Le règlement reflète le fait que l'UE reconnaît que ses modes de consommation ont un impact significatif sur les forêts de la planète. L'expansion de l'agriculture pour des produits tels que le soja, l'huile de palme, le café et le bétail est à l'origine d'une grande partie de la déforestation dans le monde. L'EUDR représente donc le passage d'initiatives volontaires en matière de développement durable à une obligation légale contraignante.
À partir du 30 décembre 2025, les grandes entreprises de l'UE devront prouver que leurs produits ne sont pas issus de la déforestation, qu'ils sont produits légalement et que leur traçabilité est totale. Les micro-entreprises et les petites entreprises auront jusqu'au 30 juin 2026 pour s'y conformer. Si ces dates peuvent sembler lointaines, la mise en conformité nécessitera une restructuration opérationnelle importante, des investissements technologiques et la transparence des données. Pour les entreprises, l'EUDR est à la fois un défi de conformité et une opportunité stratégique de renforcer la confiance, l'intégrité et la résilience au sein de leurs chaînes d'approvisionnement mondiales.

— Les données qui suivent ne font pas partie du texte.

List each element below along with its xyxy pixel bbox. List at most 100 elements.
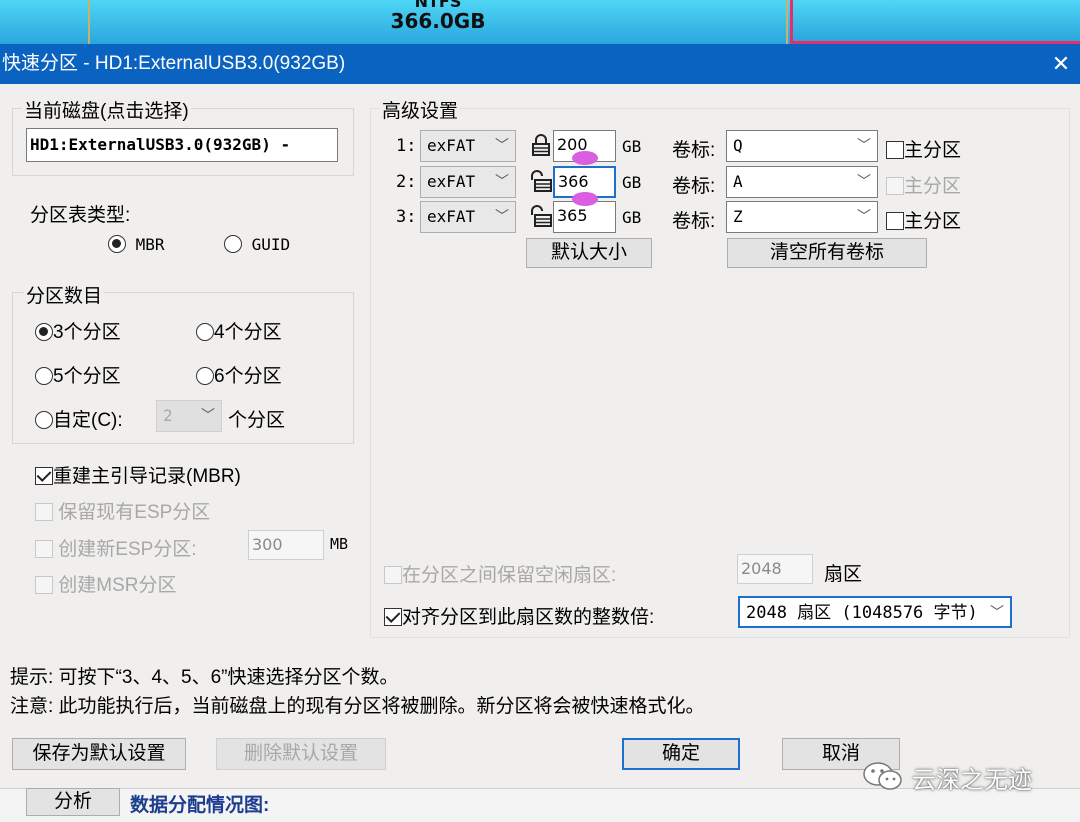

Champ d'application et personnes concernées
L'EUDR s'applique à tout opérateur ou négociant qui place, met à disposition ou exporte des produits couverts sur le marché de l'UE ou à partir de celui-ci. Cela inclut les entreprises basées dans l'UE, les importateurs, les exportateurs et également les entreprises non européennes qui souhaitent vendre sur le marché européen. Les obligations de conformité ne se limitent donc pas aux producteurs de l'UE : une entreprise brésilienne exportant du soja, un fabricant de meubles au Viêt Nam ou une coopérative de café en Éthiopie doivent tous respecter les normes du règlement si leurs produits sont destinés à l'Europe.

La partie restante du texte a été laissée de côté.